No standard asset pricing model generates a negative relationship between aggregate volatility and the betting-against-beta (BAB) return. The BAB formula divides each asset's expected return by its beta, annihilating every component of expected returns proportional to beta, including the entire systematic risk premium. The key structural insight (Theorem 1) is that the only term surviving beta-division is the idiosyncratic variance bracket. Among standard portfolio constraints, only leverage constraints actively push BAB in the wrong direction: as they tighten with volatility, they raise BAB. Variance-budget, tracking-error, beta-budget, and VaR constraints are direction-neutral.

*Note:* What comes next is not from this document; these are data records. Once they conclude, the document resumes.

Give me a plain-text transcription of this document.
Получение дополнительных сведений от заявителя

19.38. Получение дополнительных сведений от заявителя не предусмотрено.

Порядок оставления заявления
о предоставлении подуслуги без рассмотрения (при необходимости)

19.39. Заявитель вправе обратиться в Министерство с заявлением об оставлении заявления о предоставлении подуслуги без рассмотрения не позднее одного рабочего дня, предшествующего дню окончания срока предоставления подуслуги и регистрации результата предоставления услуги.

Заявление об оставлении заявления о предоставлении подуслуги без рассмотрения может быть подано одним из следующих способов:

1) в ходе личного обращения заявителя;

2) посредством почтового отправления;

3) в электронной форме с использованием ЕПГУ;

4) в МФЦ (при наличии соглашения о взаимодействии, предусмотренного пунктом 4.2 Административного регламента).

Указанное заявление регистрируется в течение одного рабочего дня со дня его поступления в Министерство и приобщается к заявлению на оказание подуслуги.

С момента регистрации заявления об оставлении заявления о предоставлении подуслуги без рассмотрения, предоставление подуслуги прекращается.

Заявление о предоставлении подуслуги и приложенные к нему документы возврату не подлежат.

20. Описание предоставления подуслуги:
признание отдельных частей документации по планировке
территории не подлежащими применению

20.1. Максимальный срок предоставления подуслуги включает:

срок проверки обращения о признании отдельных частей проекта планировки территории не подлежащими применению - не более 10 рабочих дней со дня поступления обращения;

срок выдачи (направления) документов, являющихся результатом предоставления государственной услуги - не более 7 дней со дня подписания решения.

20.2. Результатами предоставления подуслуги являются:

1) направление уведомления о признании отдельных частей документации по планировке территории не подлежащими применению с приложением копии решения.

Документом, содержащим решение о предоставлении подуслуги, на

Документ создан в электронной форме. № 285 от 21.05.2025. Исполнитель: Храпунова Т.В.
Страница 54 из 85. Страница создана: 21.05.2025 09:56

The resolution requires a channel that survives beta-division. The only such channel is idiosyncratic volatility. The paper derives an exact necessary-and-sufficient threshold condition for dBAB/dσm < 0 in terms of the relative idiosyncratic-volatility sensitivities of high- versus low-beta stocks. Under the OLS residual definition of idiosyncratic risk, equity-as-call-option curvature is misattributed as idiosyncratic variance, and the misattribution is larger for more levered (high-beta) firms — so the threshold is satisfied as a structural equilibrium outcome (Proposition OLS-MF).
Using 3.37 million stock-months from CRSP (July 1963 to December 2024, 26,122 unique stocks), estimates of the idiosyncratic-volatility sensitivity from rolling regressions confirm the characterization condition across all five beta quintiles. The estimated sensitivity rises monotonically from 0.24 (Q1) to 1.33 (Q5); the empirical ratio of 5.48 exceeds the theoretical threshold of 2.97 by a factor of 1.85. The BAB-Δσ regression yields slope −0.87 (t = −2.11). At Θ0 = 3, the model accounts for 55% of the empirical slope; a complete quantitative account requires additional mechanisms. When σm(t) follows a mean-reverting square-root process, Itô's lemma applied to BAB(σm(t)) delivers a timing proposition: BAB is expected to recover following a volatility spike, providing structural foundations for volatility-managed BAB strategies.